Q: Would you say that there’s a transformation afoot in the way computation is done?
A: Absolutely. Moore’s Law carried us a long way. We knew we were going to hit the ceiling for Moore’s Law, [so] parallel computing came into prominence. But the phase shift was cloud computing. Original distributed file systems were a kind of baby cloud computing, where your files weren’t local to your machine; they were somewhere else on the server. Cloud computing takes that and amplifies it even more, where the data is not near you; the compute is not near you.
The next shift is about data. For the longest time, we fixated on cycles, making things work faster—the processors, CPUs, GPUs, and more parallel servers. We ignored the data part. Now we have to fixate on data.
Q: That’s the domain of data science. How would you define it? What are the challenges of using the data?
A: I have a very succinct definition. Data science is the study of extracting value from data.
You can’t just give me a bunch of raw data and I push a button and the value comes out. It starts with collecting, processing, storing, managing, analyzing, and visualizing the data, and then interpreting the results. I call it the data life cycle. Every step in that cycle is a lot of work.
Q: When you’re using big data, concerns often crop up about privacy, security, fairness, and bias. How does one address these problems, especially in AI?
A: I have this new research agenda I’m promoting. I call it trustworthy AI, inspired by the decades of progress we made in trustworthy computing. By trustworthiness, we usually mean security, reliability, availability, privacy, and usability. Over the past two decades, we’ve made a lot of progress. We have formal methods that can assure the correctness of a piece of code; we have security protocols that increase the security of a particular system. And we have certain notions of privacy that are formalized.
Trustworthy AI ups the ante in two ways. All of a sudden, we’re talking about robustness and fairness—robustness meaning if you perturb the input, the output is not perturbed by very much. And we’re talking about interpretability. These are things we never used to talk about when we talked about computing.
[Also,] AI systems are probabilistic in nature. The computing systems of the past are basically deterministic machines: they’re on or off, true or false, yes or no, 0 or 1. The outputs of our AI systems are basically probabilities. If I tell you that your x-ray says you have cancer, it’s with, say, 0.75 probability that that little white spot I saw is malignant.
So now we have to live in this world of probabilities. From a mathematical point of view, it’s using probabilistic logic and bringing in a lot of statistics and stochastic reasoning and so on. As a computer scientist, you’re not trained to think in those ways. So AI systems really have complicated our formal reasoning about these systems.
Q: Trustworthy AI is one of the 10 research challenges you identified for data scientists. Causality seems to be another big one.

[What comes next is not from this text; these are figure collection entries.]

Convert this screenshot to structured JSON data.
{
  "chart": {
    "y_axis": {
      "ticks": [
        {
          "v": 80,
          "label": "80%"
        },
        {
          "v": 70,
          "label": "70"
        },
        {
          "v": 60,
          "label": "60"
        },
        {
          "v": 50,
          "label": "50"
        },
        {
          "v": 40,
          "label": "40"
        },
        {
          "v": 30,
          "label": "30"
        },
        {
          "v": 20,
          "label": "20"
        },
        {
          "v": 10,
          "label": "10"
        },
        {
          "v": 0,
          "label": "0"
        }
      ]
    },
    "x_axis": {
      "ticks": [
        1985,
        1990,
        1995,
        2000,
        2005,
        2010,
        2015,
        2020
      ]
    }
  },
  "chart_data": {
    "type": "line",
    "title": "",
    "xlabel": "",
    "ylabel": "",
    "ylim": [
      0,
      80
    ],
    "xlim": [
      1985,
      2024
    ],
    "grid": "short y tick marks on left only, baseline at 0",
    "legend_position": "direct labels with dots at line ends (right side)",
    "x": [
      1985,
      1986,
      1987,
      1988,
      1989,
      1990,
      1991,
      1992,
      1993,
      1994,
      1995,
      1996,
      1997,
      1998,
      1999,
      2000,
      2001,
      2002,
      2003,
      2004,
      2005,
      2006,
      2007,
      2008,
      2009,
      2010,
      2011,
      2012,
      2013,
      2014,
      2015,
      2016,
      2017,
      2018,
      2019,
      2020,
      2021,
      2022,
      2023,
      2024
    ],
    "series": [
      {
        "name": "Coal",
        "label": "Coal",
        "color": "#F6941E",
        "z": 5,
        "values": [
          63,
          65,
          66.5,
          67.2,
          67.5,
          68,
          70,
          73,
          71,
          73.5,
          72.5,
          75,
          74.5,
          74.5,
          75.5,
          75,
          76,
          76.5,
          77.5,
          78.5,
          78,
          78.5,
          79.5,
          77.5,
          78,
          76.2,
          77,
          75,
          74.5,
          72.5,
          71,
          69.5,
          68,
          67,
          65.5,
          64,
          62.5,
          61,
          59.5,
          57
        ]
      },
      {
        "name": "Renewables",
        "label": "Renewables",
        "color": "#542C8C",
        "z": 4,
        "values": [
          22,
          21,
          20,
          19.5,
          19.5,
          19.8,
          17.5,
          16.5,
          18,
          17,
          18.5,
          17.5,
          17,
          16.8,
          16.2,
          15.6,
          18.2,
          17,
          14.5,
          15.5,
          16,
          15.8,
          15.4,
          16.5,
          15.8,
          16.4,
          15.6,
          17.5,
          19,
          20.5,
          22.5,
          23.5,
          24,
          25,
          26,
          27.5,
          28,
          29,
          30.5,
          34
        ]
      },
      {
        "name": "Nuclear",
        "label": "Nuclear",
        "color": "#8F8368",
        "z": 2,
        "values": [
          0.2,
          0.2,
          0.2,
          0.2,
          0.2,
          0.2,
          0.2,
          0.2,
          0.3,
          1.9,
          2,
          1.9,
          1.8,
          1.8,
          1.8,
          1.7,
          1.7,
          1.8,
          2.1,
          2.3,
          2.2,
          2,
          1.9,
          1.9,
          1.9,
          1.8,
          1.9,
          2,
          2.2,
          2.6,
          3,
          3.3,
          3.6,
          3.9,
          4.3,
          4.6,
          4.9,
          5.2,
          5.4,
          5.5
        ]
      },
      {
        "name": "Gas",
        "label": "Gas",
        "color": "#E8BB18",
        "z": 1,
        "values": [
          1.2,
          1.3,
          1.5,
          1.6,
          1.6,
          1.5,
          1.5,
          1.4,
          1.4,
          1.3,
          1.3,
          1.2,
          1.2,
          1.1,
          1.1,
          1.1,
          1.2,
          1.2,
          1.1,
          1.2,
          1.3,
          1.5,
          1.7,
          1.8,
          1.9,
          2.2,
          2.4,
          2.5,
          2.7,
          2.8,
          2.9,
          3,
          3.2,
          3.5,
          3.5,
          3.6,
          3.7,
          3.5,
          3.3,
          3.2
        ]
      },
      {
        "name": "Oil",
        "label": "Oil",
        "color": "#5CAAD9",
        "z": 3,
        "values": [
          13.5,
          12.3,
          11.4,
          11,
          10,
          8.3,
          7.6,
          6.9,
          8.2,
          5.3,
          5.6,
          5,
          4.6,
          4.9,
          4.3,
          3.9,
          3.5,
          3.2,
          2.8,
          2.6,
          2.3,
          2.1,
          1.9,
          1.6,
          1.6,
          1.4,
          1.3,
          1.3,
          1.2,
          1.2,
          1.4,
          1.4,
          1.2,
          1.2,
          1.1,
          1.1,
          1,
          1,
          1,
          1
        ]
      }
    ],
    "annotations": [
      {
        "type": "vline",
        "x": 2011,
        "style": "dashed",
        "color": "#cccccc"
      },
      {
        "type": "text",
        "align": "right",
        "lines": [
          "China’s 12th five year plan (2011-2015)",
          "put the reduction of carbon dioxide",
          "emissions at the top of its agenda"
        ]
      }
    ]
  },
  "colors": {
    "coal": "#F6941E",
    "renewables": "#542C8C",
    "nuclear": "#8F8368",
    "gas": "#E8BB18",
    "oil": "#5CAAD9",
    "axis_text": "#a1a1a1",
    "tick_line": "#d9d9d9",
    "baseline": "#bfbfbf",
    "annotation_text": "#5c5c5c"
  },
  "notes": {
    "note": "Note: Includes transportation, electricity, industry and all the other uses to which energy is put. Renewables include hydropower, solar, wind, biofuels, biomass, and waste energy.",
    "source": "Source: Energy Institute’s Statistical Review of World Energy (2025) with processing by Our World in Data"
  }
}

A: Causality, I think, is the next frontier for AI and machine learning. Right now, machine-learning algorithms and models are good at finding patterns and correlations and associations. But they can’t tell us: Did this cause that? Or if I were to do this, then what would happen? And so there’s another whole area of activity on causal inference and causal reasoning in computer science. The statistics community has been looking at causality for decades. They sometimes get a little miffed at the computer science community for thinking that “Oh, this is a brand-new idea.” So I do want to credit the statistics community for their fundamental contributions to causality. The combination of big data and causal reasoning can really move the field forward.
Q: Are you excited about what data science can achieve?
A: Everyone’s going gaga over data science, because they are seeing their fields being transformed by the use of data science methods on the digital data that they are now generating, producing, collecting, and so on. It’s a very exciting time.